Just as stunning on this forum as elsewhere.


----------



## skiprat (Sep 25, 2009)

There aren't many people that can compete with Mark Ligget for a great finish, but you are right there next to him. The set you made for me still shines like crazy:biggrin:  I'm pretty sure it's the same set that you use for your avatar?:biggrin:

The thing that makes you different from him, is that he goes to a much higher 
grit then only puts a couple of coats on. Just proves there are many ways to get the same fantastic result.:wink::biggrin:


----------



## timberbits (Sep 25, 2009)

Thanks for the kind words.

Skiprat - The avatar photo is the photo of the box that I sent you. Hope your still enjoying it.



jimofsanston said:


> Is that the pen kit you were having them make for you? The wood is beautiful.



The kit is the standard JR Emperor kit which can be found at Craft Supplies.

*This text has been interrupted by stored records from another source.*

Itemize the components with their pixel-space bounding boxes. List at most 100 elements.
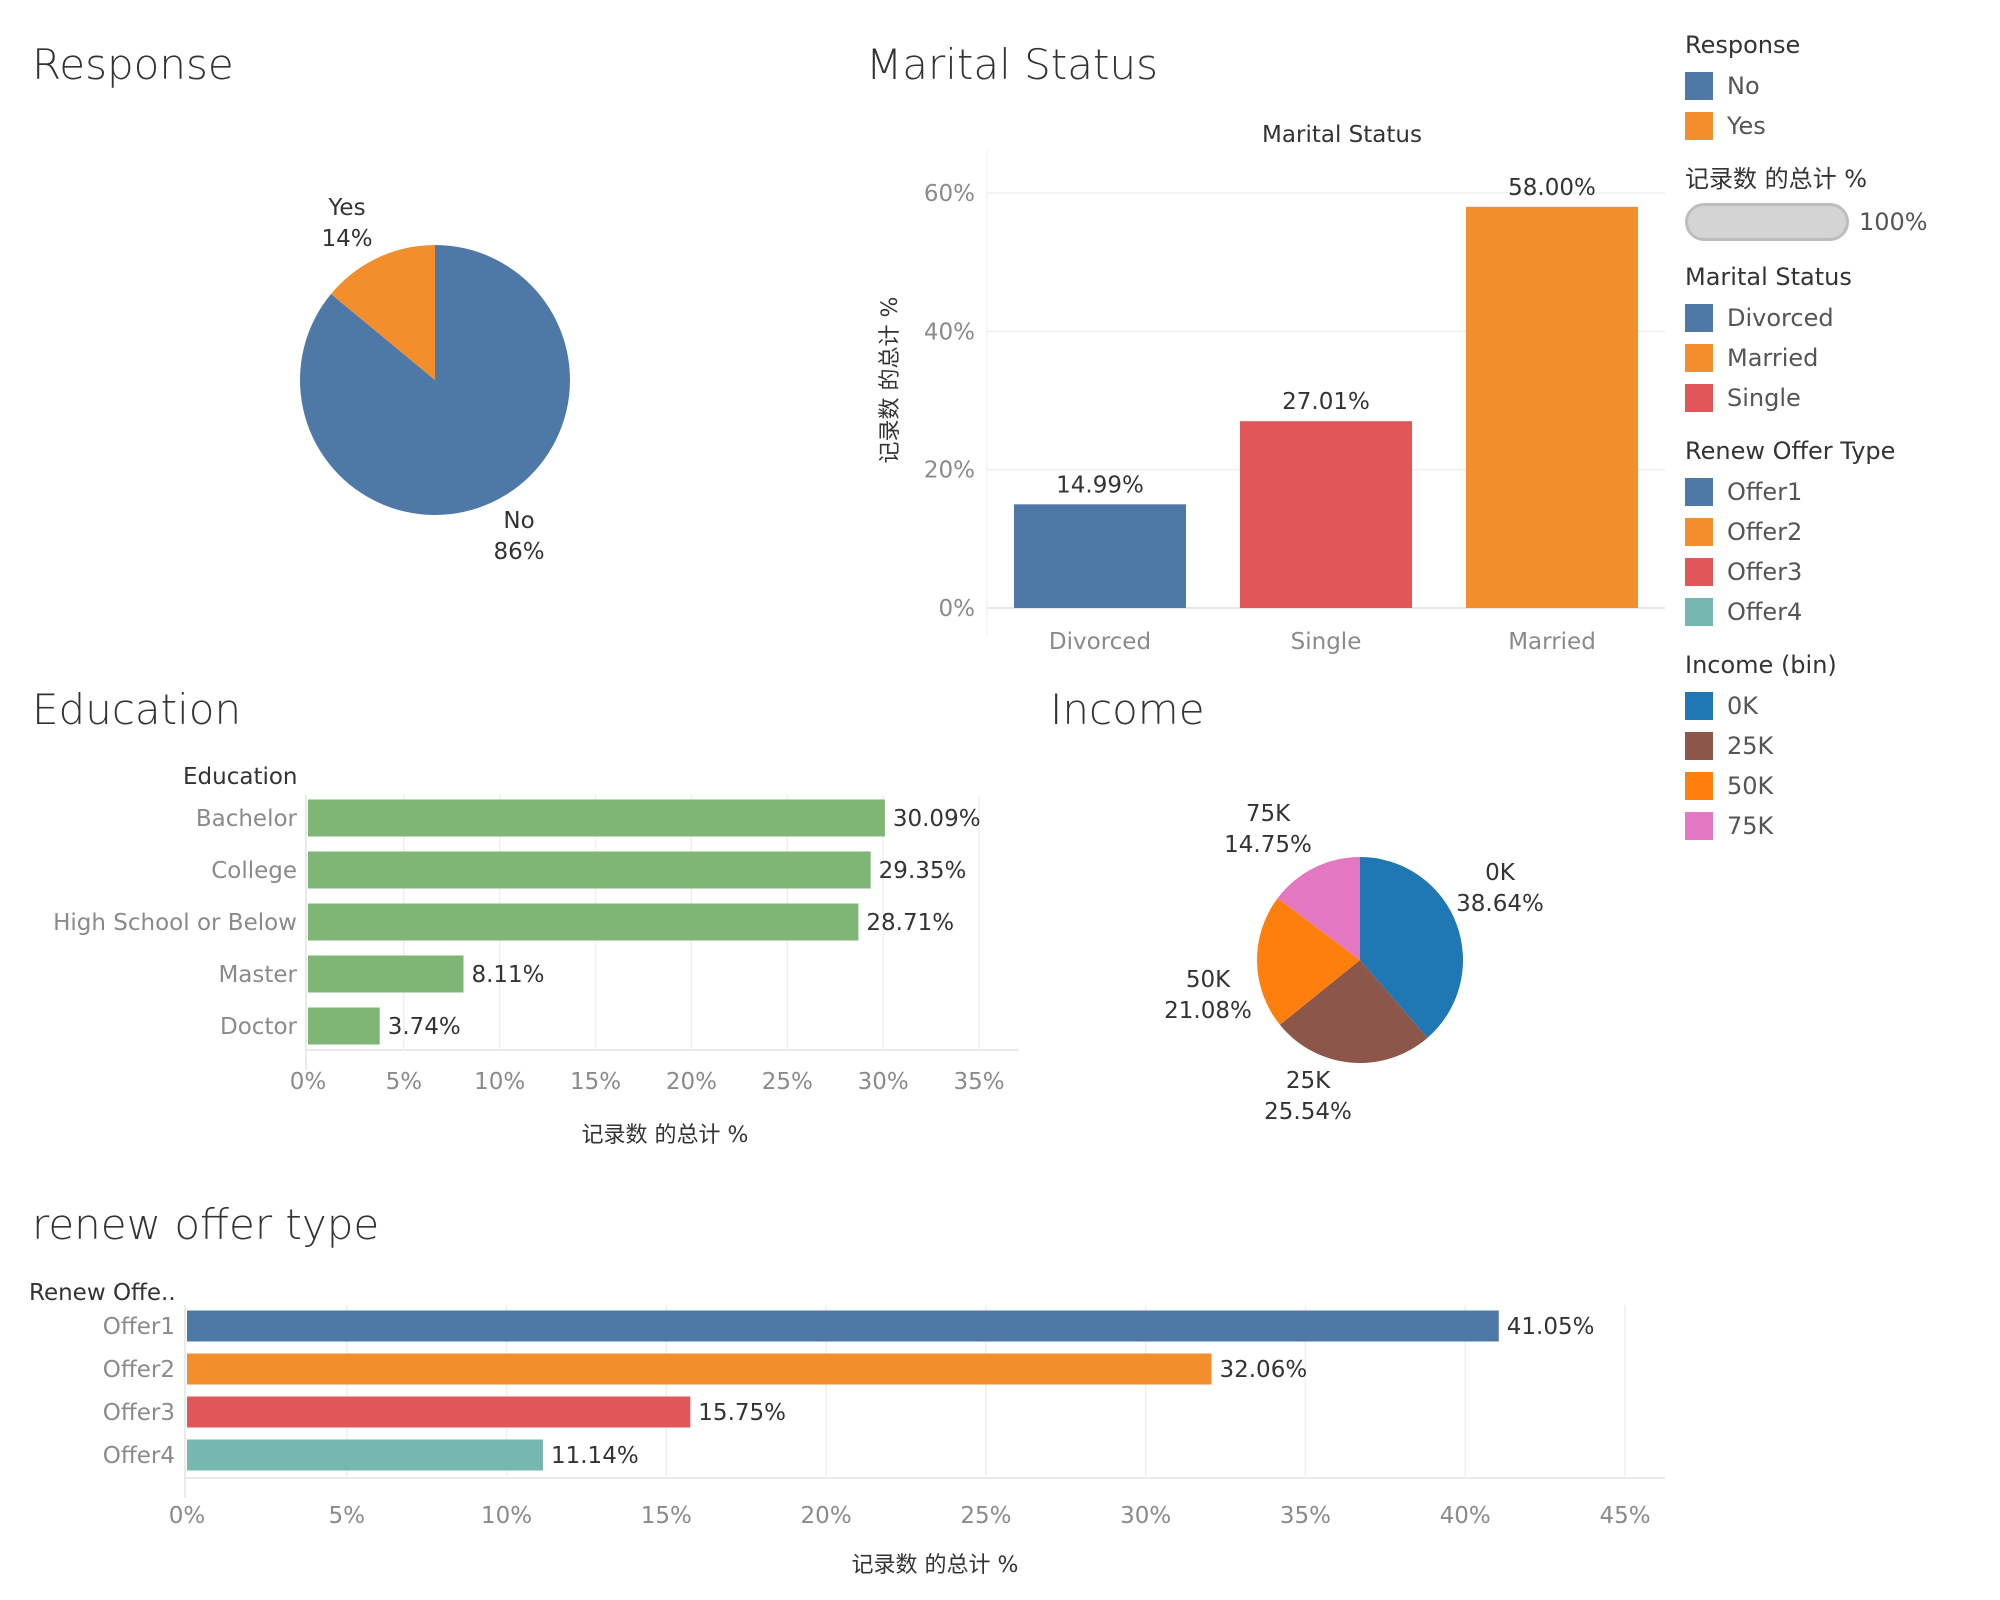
marital-bar-value-divorced: 14.99% [1056, 472, 1144, 498]
percent-slider-value: 100% [1859, 208, 1928, 236]
income-title: Income [1050, 685, 1205, 734]
marital-chart-header: Marital Status [1262, 122, 1422, 148]
income-legend-item-50k[interactable]: 50K [1685, 766, 1985, 806]
education-x-tick-label: 10% [474, 1069, 525, 1095]
education-bar-college[interactable] [308, 851, 871, 889]
marital-legend-item-single[interactable]: Single [1685, 378, 1985, 418]
income-slice-value-50k: 21.08% [1164, 998, 1252, 1024]
renew-bar-value-offer3: 15.75% [698, 1400, 786, 1426]
education-bar-bachelor[interactable] [308, 799, 885, 837]
renew-x-tick-label: 40% [1440, 1503, 1491, 1529]
education-x-tick-label: 35% [953, 1069, 1004, 1095]
marital-bar-value-single: 27.01% [1282, 389, 1370, 415]
marital-bar-value-married: 58.00% [1508, 175, 1596, 201]
income-slice-0k[interactable] [1360, 857, 1463, 1038]
renew-bar-value-offer2: 32.06% [1219, 1357, 1307, 1383]
legend-percent-title: 记录数 的总计 % [1685, 165, 1868, 193]
marital-y-tick-label: 0% [939, 596, 976, 622]
income-slice-label-75k: 75K [1246, 801, 1291, 827]
income-slice-value-0k: 38.64% [1456, 891, 1544, 917]
education-x-tick-label: 30% [858, 1069, 909, 1095]
education-category-label-bachelor: Bachelor [196, 806, 298, 832]
response-slice-yes[interactable] [330, 245, 435, 380]
legend-income: Income (bin) 0K 25K 50K 75K [1685, 650, 1985, 846]
renew-x-tick-label: 35% [1280, 1503, 1331, 1529]
percent-slider-track[interactable] [1685, 203, 1849, 241]
marital-legend-item-married[interactable]: Married [1685, 338, 1985, 378]
education-x-tick-label: 0% [290, 1069, 327, 1095]
education-bar-value-doctor: 3.74% [388, 1014, 461, 1040]
renew-x-tick-label: 10% [481, 1503, 532, 1529]
response-legend-label: Yes [1727, 112, 1766, 140]
color-swatch [1685, 112, 1713, 140]
marital-y-tick-label: 40% [924, 319, 975, 345]
education-x-tick-label: 25% [762, 1069, 813, 1095]
response-legend-item-yes[interactable]: Yes [1685, 106, 1985, 146]
education-x-tick-label: 5% [386, 1069, 423, 1095]
education-bar-value-bachelor: 30.09% [893, 806, 981, 832]
education-category-label-master: Master [218, 962, 297, 988]
marital-bar-married[interactable] [1466, 206, 1638, 608]
color-swatch [1685, 692, 1713, 720]
color-swatch [1685, 518, 1713, 546]
education-bar-high-school-or-below[interactable] [308, 903, 859, 941]
renew-bar-value-offer1: 41.05% [1507, 1314, 1595, 1340]
response-legend-label: No [1727, 72, 1760, 100]
marital-bar-chart: Marital Status 记录数 的总计 % 0% 20% 40% 60% 14.9… [878, 122, 1665, 655]
income-legend-label: 75K [1727, 812, 1774, 840]
renew-bar-offer1[interactable] [187, 1310, 1499, 1342]
income-slice-75k[interactable] [1277, 857, 1360, 960]
marital-bar-single[interactable] [1240, 421, 1412, 608]
income-legend-label: 50K [1727, 772, 1774, 800]
income-legend-item-0k[interactable]: 0K [1685, 686, 1985, 726]
education-bar-value-master: 8.11% [471, 962, 544, 988]
income-slice-label-25k: 25K [1286, 1068, 1331, 1094]
income-legend-label: 25K [1727, 732, 1774, 760]
marital-y-axis-label: 记录数 的总计 % [878, 297, 903, 464]
education-bar-doctor[interactable] [308, 1007, 380, 1045]
legend-renew-title: Renew Offer Type [1685, 437, 1896, 465]
legend-renew: Renew Offer Type Offer1 Offer2 Offer3 Offer… [1685, 436, 1985, 632]
response-title: Response [32, 40, 234, 89]
response-pie-chart: No 86% Yes 14% [300, 195, 570, 565]
income-slice-50k[interactable] [1257, 898, 1360, 1025]
income-slice-label-0k: 0K [1485, 860, 1516, 886]
renew-x-tick-label: 30% [1120, 1503, 1171, 1529]
marital-bar-divorced[interactable] [1014, 504, 1186, 608]
color-swatch [1685, 344, 1713, 372]
marital-legend-label: Married [1727, 344, 1819, 372]
renew-legend-item-offer2[interactable]: Offer2 [1685, 512, 1985, 552]
renew-x-tick-label: 15% [641, 1503, 692, 1529]
color-swatch [1685, 812, 1713, 840]
education-chart-header: Education [183, 764, 298, 790]
income-legend-item-25k[interactable]: 25K [1685, 726, 1985, 766]
renew-legend-item-offer3[interactable]: Offer3 [1685, 552, 1985, 592]
income-legend-item-75k[interactable]: 75K [1685, 806, 1985, 846]
renew-bar-offer2[interactable] [187, 1353, 1212, 1385]
color-swatch [1685, 772, 1713, 800]
percent-range-slider[interactable]: 100% [1685, 200, 1985, 244]
renew-legend-label: Offer1 [1727, 478, 1803, 506]
legend-income-title: Income (bin) [1685, 651, 1837, 679]
color-swatch [1685, 304, 1713, 332]
renew-legend-item-offer4[interactable]: Offer4 [1685, 592, 1985, 632]
response-legend-item-no[interactable]: No [1685, 66, 1985, 106]
legend-marital: Marital Status Divorced Married Single [1685, 262, 1985, 418]
renew-category-label-offer4: Offer4 [103, 1443, 175, 1469]
color-swatch [1685, 558, 1713, 586]
education-category-label-high-school-or-below: High School or Below [53, 910, 297, 936]
response-slice-value-no: 86% [493, 539, 544, 565]
income-slice-25k[interactable] [1279, 960, 1428, 1063]
renew-bar-offer4[interactable] [187, 1439, 543, 1471]
color-swatch [1685, 478, 1713, 506]
marital-x-tick-single: Single [1291, 629, 1362, 655]
marital-legend-item-divorced[interactable]: Divorced [1685, 298, 1985, 338]
color-swatch [1685, 598, 1713, 626]
renew-legend-item-offer1[interactable]: Offer1 [1685, 472, 1985, 512]
income-slice-value-25k: 25.54% [1264, 1099, 1352, 1125]
education-category-label-doctor: Doctor [220, 1014, 298, 1040]
education-bar-master[interactable] [308, 955, 464, 993]
renew-bar-offer3[interactable] [187, 1396, 691, 1428]
color-swatch [1685, 384, 1713, 412]
renew-title: renew offer type [32, 1200, 380, 1249]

The kits that were made for me were the Australiana Elegant Beauties and Australiana Streamline.

Timberbits


----------



## maxman400 (Sep 25, 2009)

That is a great Pen, I am glad to see some of your work. And I still blame you for getting me in to pen turning since I ordered my very first pen kits and tools from you. LOL (got to blame some one right). :biggrin:


----------



## VisExp (Sep 26, 2009)

That is a beautiful looking pen.  The Huon pine looks very nice on the kit.


----------



## Mrs Rojo22 (Sep 26, 2009)

Beautiful Pen!

Robin


----------